Insider Brief
- Microsoft researchers have developed a new AI evaluation method that aims to predict and explain model performance on unfamiliar tasks.
- ADeLe assesses 18 types of cognitive and knowledge-based abilities, creating detailed ability profiles that reveal strengths, weaknesses, and performance thresholds across large language models.
- The method achieved 88% accuracy in predicting task success for models like GPT-4o and LLaMA-3.1-405B and could serve as a tool for evaluating AI in policy, security, and multimodal systems.
A new evaluation method developed by Microsoft researchers aims to predict and explain how artificial intelligence (AI) models will perform on unfamiliar tasks, offering a detailed look into their strengths and weaknesses and paving the way for more transparent and reliable AI deployments.

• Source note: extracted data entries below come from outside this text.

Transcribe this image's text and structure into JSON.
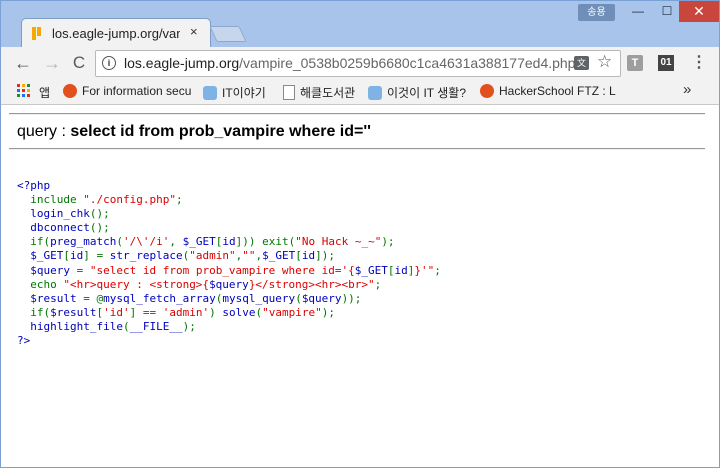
{
  "window": {
    "user_badge": "송용",
    "minimize": "—",
    "maximize": "☐",
    "close": "✕"
  },
  "tab": {
    "title": "los.eagle-jump.org/vampire",
    "close": "×"
  },
  "toolbar": {
    "back": "←",
    "forward": "→",
    "reload": "C",
    "info": "i",
    "url_host": "los.eagle-jump.org",
    "url_path": "/vampire_0538b0259b6680c1ca4631a388177ed4.php",
    "translate": "文",
    "star": "☆",
    "ext_t": "T",
    "ext_01": "01",
    "menu": "⋮"
  },
  "bookmarks": {
    "apps": "앱",
    "items": [
      "For information secu",
      "IT이야기",
      "해클도서관",
      "이것이 IT 생활?",
      "HackerSchool FTZ : L"
    ],
    "more": "»"
  },
  "page": {
    "query_label": "query : ",
    "query_sql": "select id from prob_vampire where id=''",
    "code": {
      "l1": "<?php",
      "l2a": "  include ",
      "l2b": "\"./config.php\"",
      "l2c": ";",
      "l3a": "  login_chk",
      "l3b": "();",
      "l4a": "  dbconnect",
      "l4b": "();",
      "l5a": "  if",
      "l5b": "(",
      "l5c": "preg_match",
      "l5d": "(",
      "l5e": "'/\\'/i'",
      "l5f": ", ",
      "l5g": "$_GET",
      "l5h": "[",
      "l5i": "id",
      "l5j": "])) ",
      "l5k": "exit",
      "l5l": "(",
      "l5m": "\"No Hack ~_~\"",
      "l5n": ");",
      "l6a": "  $_GET",
      "l6b": "[",
      "l6c": "id",
      "l6d": "] = ",
      "l6e": "str_replace",
      "l6f": "(",
      "l6g": "\"admin\"",
      "l6h": ",",
      "l6i": "\"\"",
      "l6j": ",",
      "l6k": "$_GET",
      "l6l": "[",
      "l6m": "id",
      "l6n": "]);",
      "l7a": "  $query ",
      "l7b": "= ",
      "l7c": "\"select id from prob_vampire where id='{",
      "l7d": "$_GET",
      "l7e": "[",
      "l7f": "id",
      "l7g": "]",
      "l7h": "}'\"",
      "l7i": ";",
      "l8a": "  echo ",
      "l8b": "\"<hr>query : <strong>{",
      "l8c": "$query",
      "l8d": "}</strong><hr><br>\"",
      "l8e": ";",
      "l9a": "  $result ",
      "l9b": "= @",
      "l9c": "mysql_fetch_array",
      "l9d": "(",
      "l9e": "mysql_query",
      "l9f": "(",
      "l9g": "$query",
      "l9h": "));",
      "l10a": "  if",
      "l10b": "(",
      "l10c": "$result",
      "l10d": "[",
      "l10e": "'id'",
      "l10f": "] == ",
      "l10g": "'admin'",
      "l10h": ") ",
      "l10i": "solve",
      "l10j": "(",
      "l10k": "\"vampire\"",
      "l10l": ");",
      "l11a": "  highlight_file",
      "l11b": "(",
      "l11c": "__FILE__",
      "l11d": ");",
      "l12": "?>"
    }
  }
}
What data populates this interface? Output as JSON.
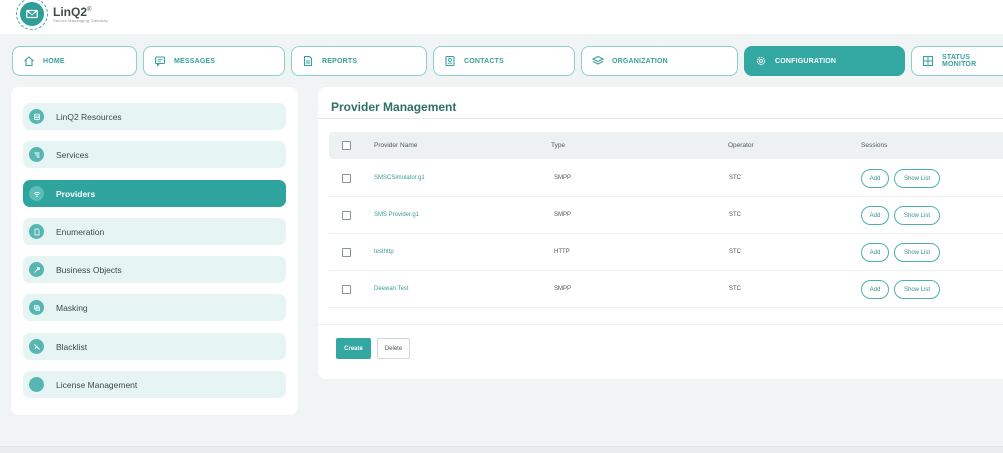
{
  "brand": {
    "name": "LinQ2",
    "mark": "®",
    "tagline": "Secure Messaging Gateway"
  },
  "nav": [
    {
      "label": "HOME",
      "icon": "home-icon"
    },
    {
      "label": "MESSAGES",
      "icon": "message-icon"
    },
    {
      "label": "REPORTS",
      "icon": "document-icon"
    },
    {
      "label": "CONTACTS",
      "icon": "contact-card-icon"
    },
    {
      "label": "ORGANIZATION",
      "icon": "layers-icon"
    },
    {
      "label": "CONFIGURATION",
      "icon": "gear-icon",
      "active": true
    },
    {
      "label": "STATUS MONITOR",
      "icon": "grid-icon"
    }
  ],
  "sidebar": {
    "items": [
      {
        "label": "LinQ2 Resources",
        "icon": "database-icon"
      },
      {
        "label": "Services",
        "icon": "list-icon"
      },
      {
        "label": "Providers",
        "icon": "wifi-icon",
        "active": true
      },
      {
        "label": "Enumeration",
        "icon": "document-icon"
      },
      {
        "label": "Business Objects",
        "icon": "tag-icon"
      },
      {
        "label": "Masking",
        "icon": "copy-icon"
      },
      {
        "label": "Blacklist",
        "icon": "block-icon"
      },
      {
        "label": "License Management",
        "icon": "circle-icon"
      }
    ]
  },
  "main": {
    "title": "Provider Management",
    "columns": [
      "Provider Name",
      "Type",
      "Operator",
      "Sessions"
    ],
    "rows": [
      {
        "name": "SMSCSimulator.g1",
        "type": "SMPP",
        "operator": "STC"
      },
      {
        "name": "SMS Provider.g1",
        "type": "SMPP",
        "operator": "STC"
      },
      {
        "name": "testhttp",
        "type": "HTTP",
        "operator": "STC"
      },
      {
        "name": "Deewan Test",
        "type": "SMPP",
        "operator": "STC"
      }
    ],
    "row_actions": {
      "add_label": "Add",
      "show_list_label": "Show List"
    },
    "create_label": "Create",
    "delete_label": "Delete"
  },
  "colors": {
    "accent": "#33a8a3",
    "accent_light": "#e6f5f3",
    "title": "#2e6e6b",
    "background": "#f1f4f4"
  }
}
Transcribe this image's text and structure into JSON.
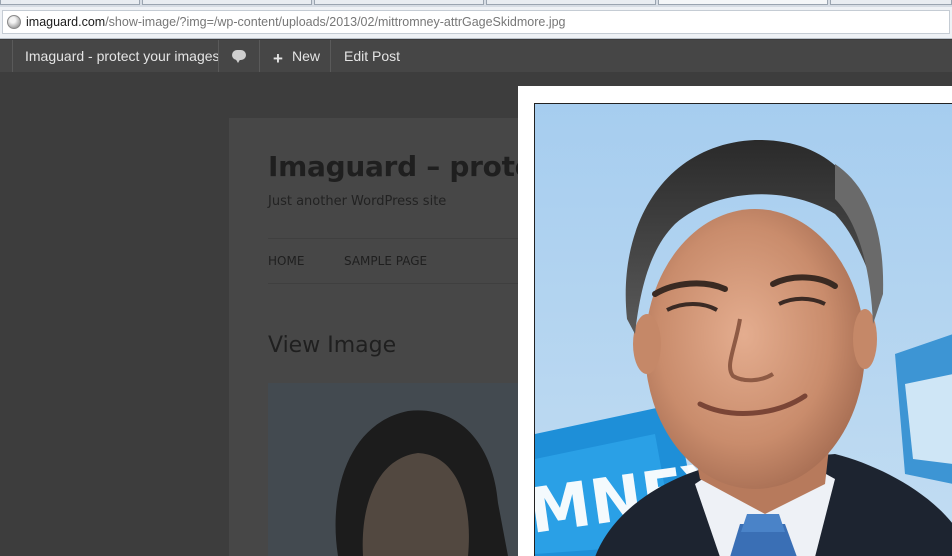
{
  "browser": {
    "url_domain": "imaguard.com",
    "url_path": "/show-image/?img=/wp-content/uploads/2013/02/mittromney-attrGageSkidmore.jpg"
  },
  "adminbar": {
    "site_name": "Imaguard - protect your images",
    "new_label": "New",
    "edit_label": "Edit Post",
    "comment_icon": "comment-icon",
    "plus_icon": "plus-icon"
  },
  "site": {
    "title": "Imaguard – protect",
    "description": "Just another WordPress site",
    "nav": [
      "HOME",
      "SAMPLE PAGE"
    ],
    "page_title": "View Image"
  },
  "lightbox": {
    "image": "portrait-photo"
  },
  "colors": {
    "adminbar": "#464646",
    "overlay": "#3d3d3d",
    "sky": "#a9cfee",
    "suit": "#1d2430"
  }
}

The method, introduced in a study led by Lexin Zhou and Xing Xie and supported by Microsoft’s Accelerating Foundation Models Research grant program, centers on a framework called ADeLe (annotated-demand-levels), the company announced in a blog post. Unlike traditional benchmarks that measure overall accuracy, ADeLe applies the measurement scales of 18 types of cognitive and knowledge-based abilities required by specific tasks. It then compares those demands with a model’s capabilities to forecast outcomes.
The paper titled “General Scales Unlock AI Evaluation with Explanatory and Predictive Power,” outlines the method that applies a scoring system from 0 to 5 for each of the 18 dimensions, including attention, reasoning, and domain-specific knowledge. Originally created for human evaluations, these rubrics were adapted to AI and shown to be consistent when applied by the models themselves, according to researchers. By analyzing 16,000 examples from 63 tasks across 20 AI benchmarks, the team created ability profiles for 15 large language models (LLMs).

The findings, Microsoft points out, highlight three central insights. First, many existing AI benchmarks fail to test what they intend. For example, the Civil Service Examination benchmark, assumed to measure logical reasoning, also draws heavily on specialized knowledge and metacognition. The TimeQA benchmark only includes questions of moderate difficulty, limiting its usefulness in assessing true model range.
Second, the ability profiles created with ADeLe reveal meaningful patterns in model behavior. Each profile is based on the difficulty level at which a model achieves a 50% success rate for a given ability. The researchers plotted subject characteristic curves for each ability, uncovering performance thresholds and documenting how ability varies by model architecture, training, and scale. The results show that newer LLMs generally perform better, but not universally across all abilities. The reseachers report that gains are especially evident in reasoning and abstraction but taper off beyond a certain model size.
Third, ADeLe can predict how models will perform on new, unseen tasks. The prediction system, which matches task demands with model abilities, achieved around 88% accuracy on well-known models like GPT-4o and LLaMA-3.1-405B. This exceeds the performance of traditional evaluation methods and offers a way to anticipate failures before deployment.
The researchers report seeing broad applications for ADeLe. Beyond text-based LLMs, the framework could be adapted for evaluating multimodal and embodied AI systems. They also suggest that ADeLe could serve as a standardized tool for government and industry bodies developing AI policy, security protocols, or research roadmaps.
Microsoft added in the post that the study contributes to a growing body of work urging the adoption of psychometric-style evaluation for AI. It aligns with recent white papers advocating for more rigorous, scalable, and interpretable evaluation systems as general-purpose AI capabilities outpace existing benchmarks. Microsoft researchers aim to establish a collaborative community to refine and expand ADeLe as an open standard.
“As general-purpose AI advances faster than traditional evaluation methods, this work lays a timely foundation for making AI assessments more rigorous, transparent, and ready for real-world deployment,” the Microsoft team noted. “The research team is working toward building a collaborative community to strengthen and expand this emerging field.”